The direct channel in ecommerce is often explained in terms of someone entering the domain name of a website in a web browser in order to arrive at the site.
For example, if I open a browser, type in ‘www.amazon.com’ and subsequently make a sale, the sale will be allocated to a direct sale in analytics.
Types of direct traffic
Direct traffic can also be explained in terms of someone avoiding all marketing channels that can be tracked.
Therefore the direct channel covers a few more scenarios than that described above. For example, direct traffic can mean that:
- A visitor clicked a link to your website inside a PDF.
- A visitor clicked a link to your website in an email footer.
- A visitor clicked a link inside an email (unless it was from one of your analytics-integrated email marketing service provider campaigns).
- A visitor clicked on a shortened URL (sometimes).

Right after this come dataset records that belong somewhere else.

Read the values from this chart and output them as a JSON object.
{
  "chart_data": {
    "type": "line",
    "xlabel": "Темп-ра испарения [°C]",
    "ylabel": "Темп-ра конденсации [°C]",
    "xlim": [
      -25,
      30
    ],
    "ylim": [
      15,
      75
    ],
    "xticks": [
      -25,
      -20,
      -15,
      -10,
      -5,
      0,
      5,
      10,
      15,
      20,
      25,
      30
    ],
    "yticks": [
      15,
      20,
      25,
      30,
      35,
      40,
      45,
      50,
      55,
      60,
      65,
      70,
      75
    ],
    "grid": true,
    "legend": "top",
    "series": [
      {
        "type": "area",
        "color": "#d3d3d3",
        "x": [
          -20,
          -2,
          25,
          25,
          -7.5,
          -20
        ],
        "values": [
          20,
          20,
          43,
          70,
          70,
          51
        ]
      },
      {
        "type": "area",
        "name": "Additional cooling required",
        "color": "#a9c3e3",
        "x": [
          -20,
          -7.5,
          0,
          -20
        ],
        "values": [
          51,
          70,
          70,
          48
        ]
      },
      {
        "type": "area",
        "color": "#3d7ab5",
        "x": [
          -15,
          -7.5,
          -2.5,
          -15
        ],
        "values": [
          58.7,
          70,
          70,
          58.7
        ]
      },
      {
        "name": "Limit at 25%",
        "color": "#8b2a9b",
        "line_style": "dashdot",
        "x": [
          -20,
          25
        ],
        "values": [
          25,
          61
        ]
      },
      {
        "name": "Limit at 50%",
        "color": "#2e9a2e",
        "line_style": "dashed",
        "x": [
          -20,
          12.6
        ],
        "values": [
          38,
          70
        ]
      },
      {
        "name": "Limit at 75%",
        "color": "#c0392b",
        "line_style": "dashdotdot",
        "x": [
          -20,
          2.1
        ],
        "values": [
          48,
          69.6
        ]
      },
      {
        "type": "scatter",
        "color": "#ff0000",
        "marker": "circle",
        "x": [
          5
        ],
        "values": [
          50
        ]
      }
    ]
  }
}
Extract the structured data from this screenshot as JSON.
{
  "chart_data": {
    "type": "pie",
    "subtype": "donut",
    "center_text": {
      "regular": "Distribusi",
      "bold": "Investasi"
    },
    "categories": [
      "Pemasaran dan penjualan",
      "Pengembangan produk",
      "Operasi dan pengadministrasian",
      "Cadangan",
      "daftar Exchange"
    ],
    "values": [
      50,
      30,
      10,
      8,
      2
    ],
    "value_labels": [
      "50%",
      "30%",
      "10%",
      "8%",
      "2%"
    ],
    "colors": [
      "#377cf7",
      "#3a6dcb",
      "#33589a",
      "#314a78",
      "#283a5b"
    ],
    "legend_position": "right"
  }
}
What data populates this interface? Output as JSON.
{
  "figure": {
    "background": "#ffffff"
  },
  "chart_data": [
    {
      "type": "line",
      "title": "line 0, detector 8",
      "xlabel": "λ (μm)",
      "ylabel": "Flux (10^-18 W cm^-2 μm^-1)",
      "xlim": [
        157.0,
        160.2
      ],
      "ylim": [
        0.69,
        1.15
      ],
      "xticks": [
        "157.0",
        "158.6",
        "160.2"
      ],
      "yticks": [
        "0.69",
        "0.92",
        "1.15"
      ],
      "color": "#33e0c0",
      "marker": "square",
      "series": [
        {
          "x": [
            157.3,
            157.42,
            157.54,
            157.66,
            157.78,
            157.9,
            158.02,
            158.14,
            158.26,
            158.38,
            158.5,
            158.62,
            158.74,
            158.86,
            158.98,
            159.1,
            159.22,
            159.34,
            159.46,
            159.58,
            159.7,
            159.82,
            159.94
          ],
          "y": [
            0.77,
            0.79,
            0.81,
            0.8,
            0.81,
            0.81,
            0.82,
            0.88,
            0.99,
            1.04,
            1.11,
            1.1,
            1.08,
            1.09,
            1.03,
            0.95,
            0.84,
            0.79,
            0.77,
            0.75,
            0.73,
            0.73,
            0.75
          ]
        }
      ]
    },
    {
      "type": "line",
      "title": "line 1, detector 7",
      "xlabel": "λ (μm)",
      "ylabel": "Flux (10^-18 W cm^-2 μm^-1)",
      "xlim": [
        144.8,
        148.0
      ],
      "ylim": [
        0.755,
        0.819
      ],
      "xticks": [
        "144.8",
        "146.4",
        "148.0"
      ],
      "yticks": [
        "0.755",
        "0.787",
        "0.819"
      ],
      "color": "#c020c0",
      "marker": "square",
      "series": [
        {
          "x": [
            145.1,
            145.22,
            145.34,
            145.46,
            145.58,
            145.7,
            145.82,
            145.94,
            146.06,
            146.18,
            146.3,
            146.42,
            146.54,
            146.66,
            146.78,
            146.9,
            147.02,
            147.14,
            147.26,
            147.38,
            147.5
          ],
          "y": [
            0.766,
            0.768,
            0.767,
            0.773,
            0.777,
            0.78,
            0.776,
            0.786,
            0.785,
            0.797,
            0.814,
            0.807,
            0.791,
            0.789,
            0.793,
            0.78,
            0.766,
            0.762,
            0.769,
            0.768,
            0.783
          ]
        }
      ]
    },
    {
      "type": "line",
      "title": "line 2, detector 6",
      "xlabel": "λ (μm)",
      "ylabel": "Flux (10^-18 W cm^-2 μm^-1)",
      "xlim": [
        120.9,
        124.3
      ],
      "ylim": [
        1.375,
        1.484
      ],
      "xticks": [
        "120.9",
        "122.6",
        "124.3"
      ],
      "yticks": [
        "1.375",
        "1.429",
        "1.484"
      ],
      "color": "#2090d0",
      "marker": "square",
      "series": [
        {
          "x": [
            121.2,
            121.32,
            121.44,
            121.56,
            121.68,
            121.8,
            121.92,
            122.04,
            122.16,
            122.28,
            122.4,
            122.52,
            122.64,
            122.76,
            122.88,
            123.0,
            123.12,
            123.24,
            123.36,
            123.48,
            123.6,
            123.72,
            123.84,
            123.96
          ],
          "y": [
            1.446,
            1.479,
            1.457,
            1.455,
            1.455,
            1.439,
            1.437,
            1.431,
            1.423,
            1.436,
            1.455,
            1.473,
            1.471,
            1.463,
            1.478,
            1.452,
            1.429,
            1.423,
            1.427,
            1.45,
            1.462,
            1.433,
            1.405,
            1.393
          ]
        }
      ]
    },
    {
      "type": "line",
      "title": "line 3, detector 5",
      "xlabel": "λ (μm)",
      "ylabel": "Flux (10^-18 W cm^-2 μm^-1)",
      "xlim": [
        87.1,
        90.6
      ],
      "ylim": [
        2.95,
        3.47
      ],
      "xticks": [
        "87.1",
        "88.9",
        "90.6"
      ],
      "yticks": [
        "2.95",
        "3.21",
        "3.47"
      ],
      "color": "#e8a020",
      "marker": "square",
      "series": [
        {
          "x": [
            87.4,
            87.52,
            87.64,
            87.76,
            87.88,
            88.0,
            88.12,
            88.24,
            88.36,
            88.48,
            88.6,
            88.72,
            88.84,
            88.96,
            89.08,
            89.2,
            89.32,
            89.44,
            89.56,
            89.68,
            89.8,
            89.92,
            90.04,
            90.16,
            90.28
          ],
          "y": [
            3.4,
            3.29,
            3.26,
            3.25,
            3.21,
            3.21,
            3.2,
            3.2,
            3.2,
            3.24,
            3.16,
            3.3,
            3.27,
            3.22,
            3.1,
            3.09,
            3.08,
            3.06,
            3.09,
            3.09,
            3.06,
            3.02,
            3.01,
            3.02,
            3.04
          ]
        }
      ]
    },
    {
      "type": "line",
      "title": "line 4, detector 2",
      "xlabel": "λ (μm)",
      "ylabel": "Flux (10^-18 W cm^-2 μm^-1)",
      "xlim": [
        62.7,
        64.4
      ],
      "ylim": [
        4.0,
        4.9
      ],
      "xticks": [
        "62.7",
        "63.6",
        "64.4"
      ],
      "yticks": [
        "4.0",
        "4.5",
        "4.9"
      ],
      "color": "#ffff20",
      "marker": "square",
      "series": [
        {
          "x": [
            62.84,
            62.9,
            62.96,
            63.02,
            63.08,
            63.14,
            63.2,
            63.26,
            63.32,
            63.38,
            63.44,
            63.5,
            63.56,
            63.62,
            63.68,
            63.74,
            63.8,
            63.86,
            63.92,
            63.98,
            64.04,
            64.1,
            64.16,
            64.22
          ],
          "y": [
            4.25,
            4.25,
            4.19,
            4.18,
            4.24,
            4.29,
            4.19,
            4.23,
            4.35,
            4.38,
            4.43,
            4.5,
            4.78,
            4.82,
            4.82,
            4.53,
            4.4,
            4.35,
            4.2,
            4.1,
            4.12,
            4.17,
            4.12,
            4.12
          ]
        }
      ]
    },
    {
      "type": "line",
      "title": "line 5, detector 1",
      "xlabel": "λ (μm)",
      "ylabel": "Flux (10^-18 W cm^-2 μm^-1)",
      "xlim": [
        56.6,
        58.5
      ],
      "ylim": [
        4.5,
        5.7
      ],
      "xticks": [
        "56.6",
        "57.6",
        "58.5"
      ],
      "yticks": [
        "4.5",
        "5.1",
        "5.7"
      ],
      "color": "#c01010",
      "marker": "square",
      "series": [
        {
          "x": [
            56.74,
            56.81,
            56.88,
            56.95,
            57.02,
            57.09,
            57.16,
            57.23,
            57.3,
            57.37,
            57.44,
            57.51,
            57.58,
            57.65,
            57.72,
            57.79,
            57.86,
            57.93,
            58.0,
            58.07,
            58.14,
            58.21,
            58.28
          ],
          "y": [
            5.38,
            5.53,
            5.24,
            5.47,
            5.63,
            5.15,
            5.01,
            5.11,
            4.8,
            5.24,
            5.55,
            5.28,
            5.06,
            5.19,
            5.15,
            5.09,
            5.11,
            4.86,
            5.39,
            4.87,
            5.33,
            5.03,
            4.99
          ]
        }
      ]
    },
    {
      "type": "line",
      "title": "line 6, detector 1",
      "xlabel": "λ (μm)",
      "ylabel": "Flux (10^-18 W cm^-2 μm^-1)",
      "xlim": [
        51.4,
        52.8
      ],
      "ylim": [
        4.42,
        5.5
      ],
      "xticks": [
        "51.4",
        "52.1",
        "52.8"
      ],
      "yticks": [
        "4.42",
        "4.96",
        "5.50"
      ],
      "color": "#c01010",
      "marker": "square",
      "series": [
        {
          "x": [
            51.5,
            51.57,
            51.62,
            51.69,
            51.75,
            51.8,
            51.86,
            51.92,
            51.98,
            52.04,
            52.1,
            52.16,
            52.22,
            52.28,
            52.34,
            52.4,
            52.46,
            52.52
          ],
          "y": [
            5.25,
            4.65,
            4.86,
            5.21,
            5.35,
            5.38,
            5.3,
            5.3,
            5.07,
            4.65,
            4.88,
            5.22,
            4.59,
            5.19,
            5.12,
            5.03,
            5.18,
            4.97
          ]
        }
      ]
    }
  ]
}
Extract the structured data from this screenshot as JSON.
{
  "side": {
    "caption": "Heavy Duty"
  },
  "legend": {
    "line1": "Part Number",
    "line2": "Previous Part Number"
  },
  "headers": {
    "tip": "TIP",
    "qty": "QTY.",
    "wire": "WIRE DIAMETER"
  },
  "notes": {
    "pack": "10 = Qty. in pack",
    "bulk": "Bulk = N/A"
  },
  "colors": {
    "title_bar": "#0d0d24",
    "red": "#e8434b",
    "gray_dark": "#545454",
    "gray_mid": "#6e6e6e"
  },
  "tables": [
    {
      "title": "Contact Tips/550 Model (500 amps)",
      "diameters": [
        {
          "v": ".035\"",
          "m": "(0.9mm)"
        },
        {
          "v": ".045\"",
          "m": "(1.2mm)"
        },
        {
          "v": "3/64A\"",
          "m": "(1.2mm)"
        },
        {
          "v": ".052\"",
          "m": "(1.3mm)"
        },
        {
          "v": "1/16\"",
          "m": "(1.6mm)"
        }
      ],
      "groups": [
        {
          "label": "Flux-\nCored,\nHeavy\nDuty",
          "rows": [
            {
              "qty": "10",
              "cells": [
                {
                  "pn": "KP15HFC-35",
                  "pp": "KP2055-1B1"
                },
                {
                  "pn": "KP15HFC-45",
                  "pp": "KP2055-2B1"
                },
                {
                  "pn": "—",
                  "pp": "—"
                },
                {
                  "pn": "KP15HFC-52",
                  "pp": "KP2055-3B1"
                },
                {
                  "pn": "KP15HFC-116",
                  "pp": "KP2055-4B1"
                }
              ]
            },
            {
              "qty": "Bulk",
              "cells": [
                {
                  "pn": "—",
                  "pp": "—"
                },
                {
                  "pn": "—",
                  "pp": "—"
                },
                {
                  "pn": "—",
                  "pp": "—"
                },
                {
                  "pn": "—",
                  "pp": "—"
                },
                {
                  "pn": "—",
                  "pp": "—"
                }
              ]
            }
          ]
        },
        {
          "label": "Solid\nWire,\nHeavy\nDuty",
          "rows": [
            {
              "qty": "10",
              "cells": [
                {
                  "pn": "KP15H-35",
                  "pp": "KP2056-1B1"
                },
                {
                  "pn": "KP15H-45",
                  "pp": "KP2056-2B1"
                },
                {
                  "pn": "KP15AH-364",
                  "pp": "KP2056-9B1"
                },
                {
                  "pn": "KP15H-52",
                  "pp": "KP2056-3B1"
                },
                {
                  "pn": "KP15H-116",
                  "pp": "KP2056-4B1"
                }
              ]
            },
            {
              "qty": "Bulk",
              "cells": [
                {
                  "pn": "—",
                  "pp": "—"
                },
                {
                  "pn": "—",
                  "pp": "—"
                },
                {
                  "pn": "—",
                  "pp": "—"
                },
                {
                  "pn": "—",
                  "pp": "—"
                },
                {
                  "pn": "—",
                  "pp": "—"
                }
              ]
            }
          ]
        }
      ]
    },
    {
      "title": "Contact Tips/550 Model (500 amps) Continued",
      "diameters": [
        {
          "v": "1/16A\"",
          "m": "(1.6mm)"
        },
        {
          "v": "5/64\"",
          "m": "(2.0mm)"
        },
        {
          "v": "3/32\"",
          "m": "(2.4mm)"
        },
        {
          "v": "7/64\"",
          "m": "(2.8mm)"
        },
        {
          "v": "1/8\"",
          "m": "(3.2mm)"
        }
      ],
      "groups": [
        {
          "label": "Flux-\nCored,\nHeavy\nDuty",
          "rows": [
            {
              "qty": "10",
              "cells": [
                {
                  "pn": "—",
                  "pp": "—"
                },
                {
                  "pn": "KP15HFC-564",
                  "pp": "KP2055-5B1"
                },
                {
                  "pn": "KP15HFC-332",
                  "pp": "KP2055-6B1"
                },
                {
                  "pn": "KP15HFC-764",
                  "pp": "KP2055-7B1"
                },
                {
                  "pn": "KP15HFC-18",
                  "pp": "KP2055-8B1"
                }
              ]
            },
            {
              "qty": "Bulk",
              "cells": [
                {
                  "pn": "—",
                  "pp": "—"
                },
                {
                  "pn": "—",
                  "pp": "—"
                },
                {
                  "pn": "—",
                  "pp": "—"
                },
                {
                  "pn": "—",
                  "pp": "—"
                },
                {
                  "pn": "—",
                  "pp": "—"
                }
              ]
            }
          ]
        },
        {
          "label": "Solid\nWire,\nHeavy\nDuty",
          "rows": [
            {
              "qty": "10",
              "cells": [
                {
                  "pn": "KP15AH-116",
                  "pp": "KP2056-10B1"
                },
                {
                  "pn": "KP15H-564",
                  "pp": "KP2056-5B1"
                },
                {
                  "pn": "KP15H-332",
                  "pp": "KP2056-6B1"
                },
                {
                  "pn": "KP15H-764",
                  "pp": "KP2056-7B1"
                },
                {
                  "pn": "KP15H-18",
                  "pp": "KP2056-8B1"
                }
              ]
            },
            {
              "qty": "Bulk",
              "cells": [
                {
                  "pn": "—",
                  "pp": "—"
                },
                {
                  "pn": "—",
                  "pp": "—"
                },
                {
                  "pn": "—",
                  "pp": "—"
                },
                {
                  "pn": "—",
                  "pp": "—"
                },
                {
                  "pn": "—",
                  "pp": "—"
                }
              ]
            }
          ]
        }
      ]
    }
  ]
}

- A visitor has your site bookmarked.
- Certain browser security configurations may have made it appear that traffic is direct.
Despite these other types, we should consider that the majority of direct traffic comes from someone typing in the website’s domain name, using a bookmark or coming from an untrackable source such as an email client.
As traffic is marked as direct in Google Analytics, it is easy to get the appropriate numbers for this channel.
The importance of the direct channel
The importance of the direct channel lies in the fact that it is an unallocated source of traffic. The consumer has evidently found the website through some other means, otherwise how could they type in the URL or use a bookmark?
Direct traffic grows as general web traffic grows and it can form a large percentage of total traffic and sales.
Growth in direct traffic is a healthy sign. It can be safely assumed that if a company has carried out little offline marketing (advertising outside of online sources such as TV, billboard, brochures, leafleting and so forth), 99% of the direct traffic has come from one of the other traffic channels.
Statistically it can be useful to view direct traffic as sales that need to be reallocated to other online marketing channels and it will reduce the CPA of other online marketing that a company is doing.
- Direct traffic is traffic that cannot be allocated or that has come directly to the site.
- Growth in direct traffic is a healthy sign for a business.
- It may be useful to view direct traffic sales as sales that need to be reallocated to other online marketing channels.
In the IRP World, we record the sales against this channel. These sales have a cost of zero.